The Garden City Recreation Commission's renovation of the new GC Gymnastics facility has entered the "home stretch," according to commission superintendent Aaron Stewart.
Stewart expects renovation efforts to be completed by the end of January and hopes to have the facility open and operating by the end of February. The new facility, at 909 E. Fulton St., will provide an additional 4,000 square feet of floor space compared to GC Gymnastics' current location.
"We have a lot more space, which helps increase our ability to participate safely," Stewart said. "And we're not so crowded. It allows us to separate by skill level and ages."
The renovated facility also has a 20-foot-high ceiling, which should allow for greater skill development on the bar apparatus.
Stewart said remaining work on the gymnastics facility includes putting in windows, adding finishing touches and laying out equipment.
He said staff and gymnastics participants raised about $78,000 for new equipment at the facility. In addition to bars, beams and a spring floor — which are present at the current facility — the new facility will have an in-ground tumble track, two in-ground trampolines and two foam pits used for learning safe dismount technique.
"That's probably the newest thing that we didn't have in the other facility was these two large pits that we'll use — one for bars, one for vaults," Stewart said. "But also the tumble track runs into the pit, so it's multi-use."
The new facility will also house equipment for male gymnasts, including a pommel horse.
Stewart said the timing of completion for the gymnastics facility is perfect as the Summer Olympic Games are being held in 2020.
"The lowest participation year is actually the year before an Olympic year, so there's kind of a four-year trend on gymnastics where it explodes in an Olympic year," Stewart said.
GC Gymnastics welcomes 2-year-olds to high school seniors. Stewart said the program tends to be especially popular with younger ages — those enrolled in "tiny tots" and "tots" classes. Usually, each of those classes sees 15-18 participants.
Stewart said the recreation commission also implemented a Ninja Course program recently, which he hopes will grow in the new facility.
"It's basically a kid's version of American Ninja Warrior," Stewart said. "It's obviously geared to get more people into maybe not traditional gymnastics but gymnastics skill development."
Stewart said the new GC Gymnastics facility has remained on track and on budget, and it allows the recreation commission to stay true to its mission of inspiring "community enhancement, enrichment and unity."
"We live by a set of core values, one of those being promoting healthy lifestyles," Stewart said. "There's the physical fitness aspect of that, which is geared toward kids, but promoting a healthy lifestyle includes emotional and mental health, as well. And the benefits of exercise have been proven to not only improve your physical health but your mental and emotional health."

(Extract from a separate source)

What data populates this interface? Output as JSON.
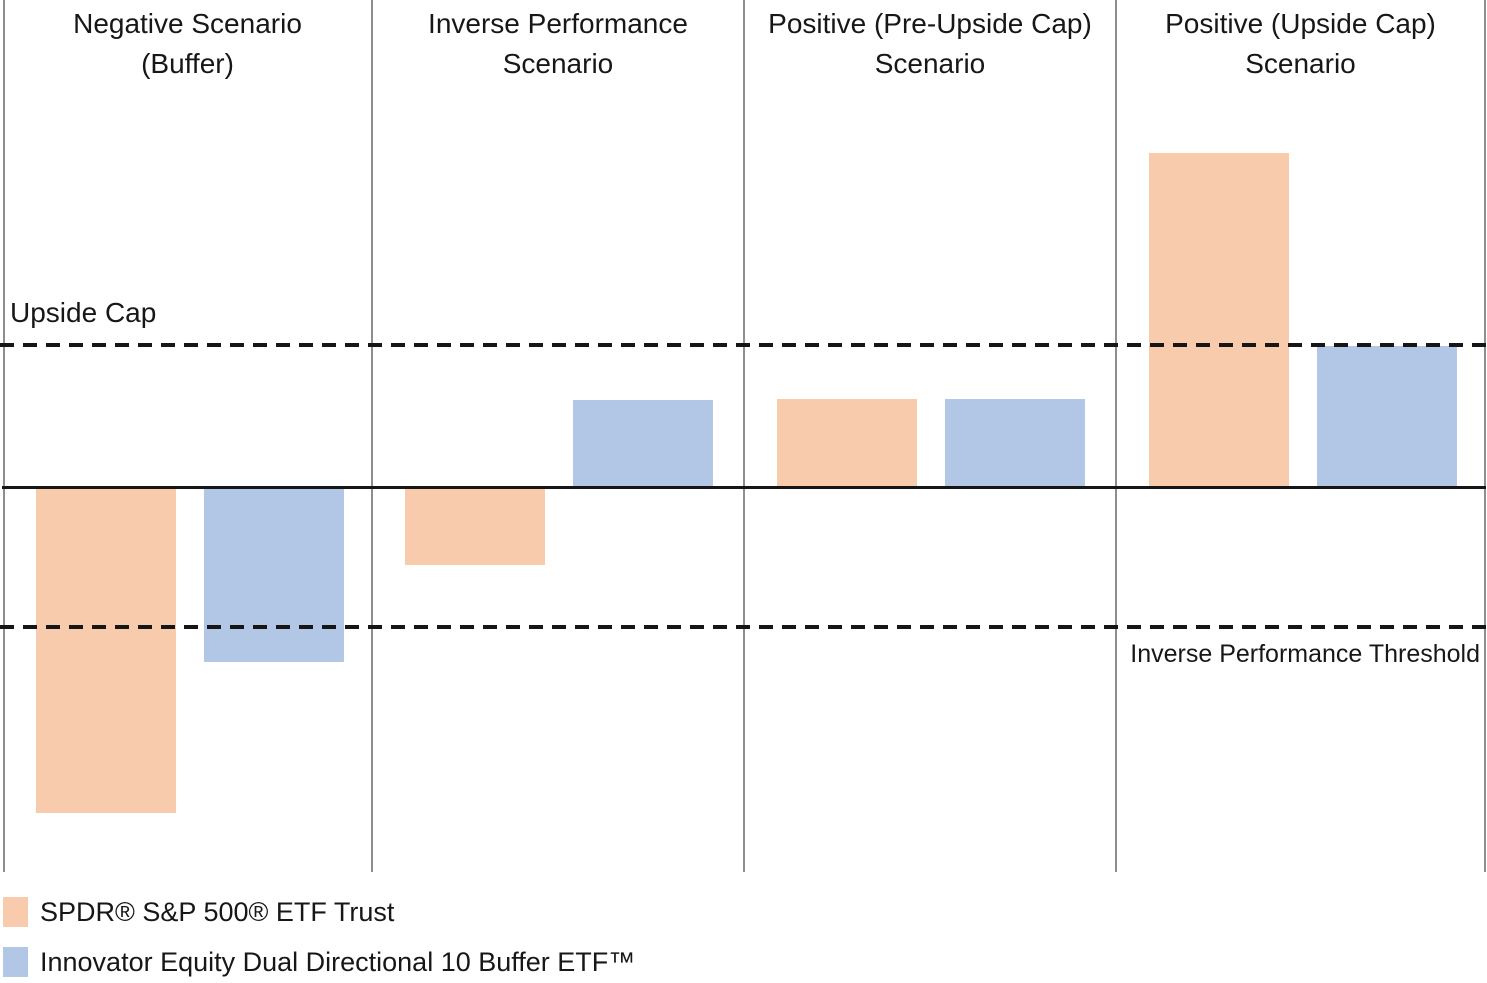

The new facility, Stewart added, will allow the recreation commission to serve a greater number of young people through partnerships with Garden City Unified School District 457 and Mosaic, an organization helping those with intellectual and developmental disabilities.
"We're partnering with organizations like USD 457 and Mosaic to help those with special needs to be able to use that facility for free during our off-peak hours, to come in and get the physical exercise in a safe environment that's obviously well-padded and could prevent a lot of injuries from physical exercise," Stewart said.
And he expects the new facility will have a far-reaching impact.
"I think this facility, hopefully, will make an impact in the community — not just physical health and well-being but as an aesthetic piece, as well, and inspire the community to continue to improve on its existing infrastructure," Stewart said. "We should keep reinvesting in the facilities that we have in order to make them a little more modern, a little more improved and save kind of the history around some of these areas."